Some conservatives are adamant that Republicans should refuse to approve any spending package that includes funds for the healthcare reform law. They argued that pushing a short-term spending bill at sequester levels amounts to refighting a battle Republicans already won when the sequester was first established.

“Keeping current law does not sound like progress on stopping ObamaCare,” said Barney Keller, spokesman for the Club for Growth.

Holler argued that Boehner's approach is "obviously an effort to tamp down enthusiasm over the defund push."

While GOP leaders have not ruled out tackling ObamaCare as part of a funding bill, Holler was skeptical a short-term continuing resolution (CR) to keep the government funded would be the right battleground.

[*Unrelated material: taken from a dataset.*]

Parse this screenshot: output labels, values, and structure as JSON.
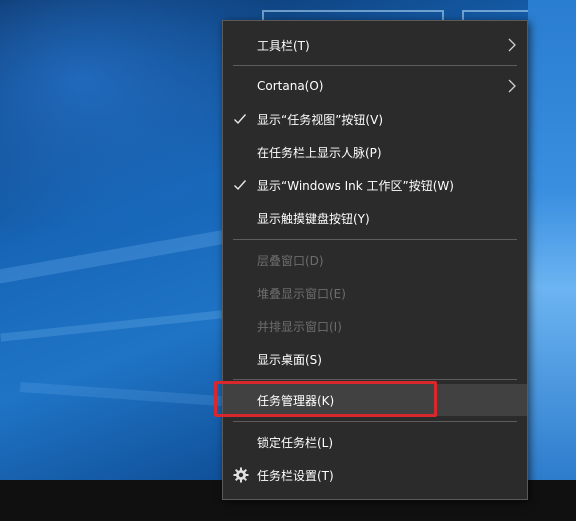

“They're not taking that off the table yet, at least explicitly, but everyone understands that a 2-month CR isn't designed to have a fight over ObamaCare,” he said.

“Conservative members are going to feel like they got duped,” he added. “At some point they're going to say, ‘When can we have a fight over this stuff? When can we have a chance to push forward conservative policies?’”

Eighty House Republicans sent a letter to GOP leaders Thursday, announcing their support for defunding ObamaCare as part of any government spending package. The letter does not explicitly say that members would refuse to back a spending plan that includes healthcare reform dollars.

Congress needs to approve a spending package before Oct. 1 to avoid a government shutdown. And in late October or early November, lawmakers will need to reach an agreement on raising the nation's $16.7 trillion debt limit in order to allow the government to continue meeting all its obligations.